If a game's expected value is $1.00, you can expect to make $1 each and every time you play. Doesn't matter if you play once or a million times.
You are right in concluding that expected value is not the only thing to consider when gambling. You should also be familiar with the concepts of risk of ruin, variance, and the utility of money.
For example, it would be silly to risk $1 for a 1 in trillion chance of $ 2 trillion -- no matter how many times you can play. Your risk of ruin is basically 100%, your variance is off the charts, and you're risking money that has utility to you now for money that wouldn't have any utility if you won. Winning $2 trillion is basically the same thing as winning $500 billion.
https://www.facebook.com/pages/Your-so-fucked-up-not-even-bob-can-fix-you/275195652497240
Quote: sodawaterIf a game's expected value is $1.00, you can expect to make $1 each and every time you play. Doesn't matter if you play once or a million times.
I'm not sure this is true. If I play $0.25 9/6 JoB with perfect strategy my expected value is 99.54%. If I only play the game for one hand I will not win $1.24425.
--helpmespock
Quote: helpmespockI'm not sure this is true. If I play $0.25 9/6 JoB with perfect strategy my expected value is 99.54%. If I only play the game for one hand I will not win $1.24425.
--helpmespock
No, but $1.24 is what you can expect to "win." Or to put it more accurately, 1 cent is what you can expect to lose.
Expect is the key word.
Quote: sodawaterNo, but $1.24 is what you can expect to "win." Or to put it more accurately, 1 cent is what you can expect to lose.
Expect is the key word.
Well, not with the english definition of expect :)
But, yes, that is the expectation of the random variable. It's probably a poor choice of naming -- "expect" seems to imply some sort of median, but really, it's a mean that has no chance of actually happening.
Quote: AxiomOfChoiceWell, not with the english definition of expect :)
But, yes, that is the expectation of the random variable. It's probably a poor choice of naming -- "expect" seems to imply some sort of median, but really, it's a mean that has no chance of actually happening.
Sure, it's got zero chance of happening, but it's still what you can "expect."
Say you and I flip a coin for $10. You can't break even. You can either win or lose 10. But if you had to pick one number for what you "expect" to happen, you have to say $0. Nothing else fits. In that case it's the median, fine.
There's a scratch-off lottery ticket I like that costs $10. You can win anything from your $10 back to $1,000,000. You cannot win less than $10. The prize pool for that ticket is 75% of sales to winnings, and 25% of tickets win. Every time I buy that ticket, I expect to lose $2.50. What actually will happen is I will lose $10, or break even, or win something bigger. But there's only one number I can say I "expect" to lose, and that's $2.50. Every time I buy one of those tickets, I mentally deduct $2.50. Here it's the mean and not the median.

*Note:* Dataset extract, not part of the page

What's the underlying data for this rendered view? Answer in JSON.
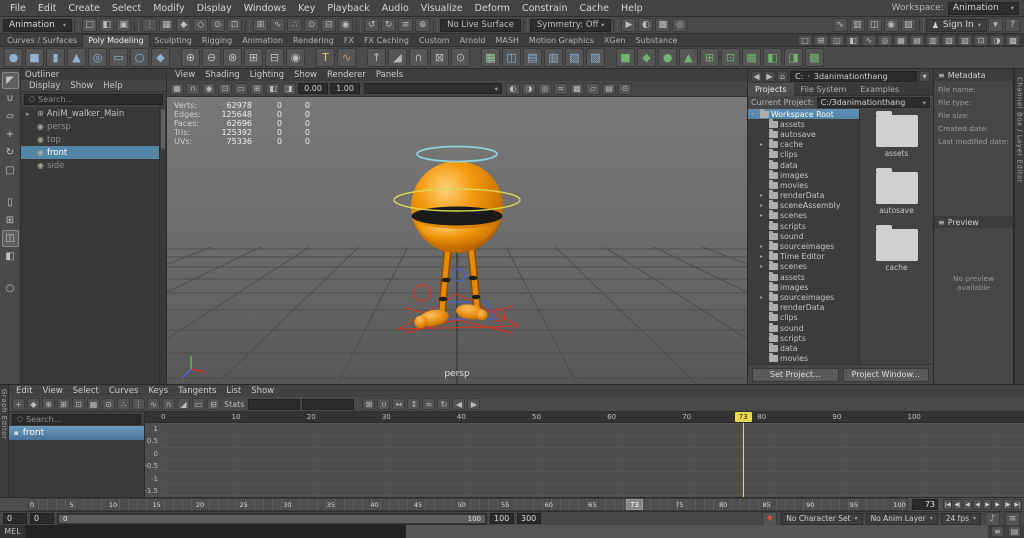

And it still works.
So I would argue it holds true for both the statistical and common language definition of "expect."
Quote: AxiomOfChoiceWell, not with the english definition of expect :)
But, yes, that is the expectation of the random variable. It's probably a poor choice of naming -- "expect" seems to imply some sort of median, but really, it's a mean that has no chance of actually happening.
It has no chance chance of actually happening in the SHORT term. But given enough trials, it becomes almost a certainty in the LONG term.
Not true IMOQuote: anonimussKeep in mind the higher the edge the lower the variance.
Quote: AxelWolfNot true IMO
Definitely not true. Risk of ruin often decreases with a greater player edge, which is what I am thinking he meant. It's a more important thing to decrease the chances of anyway.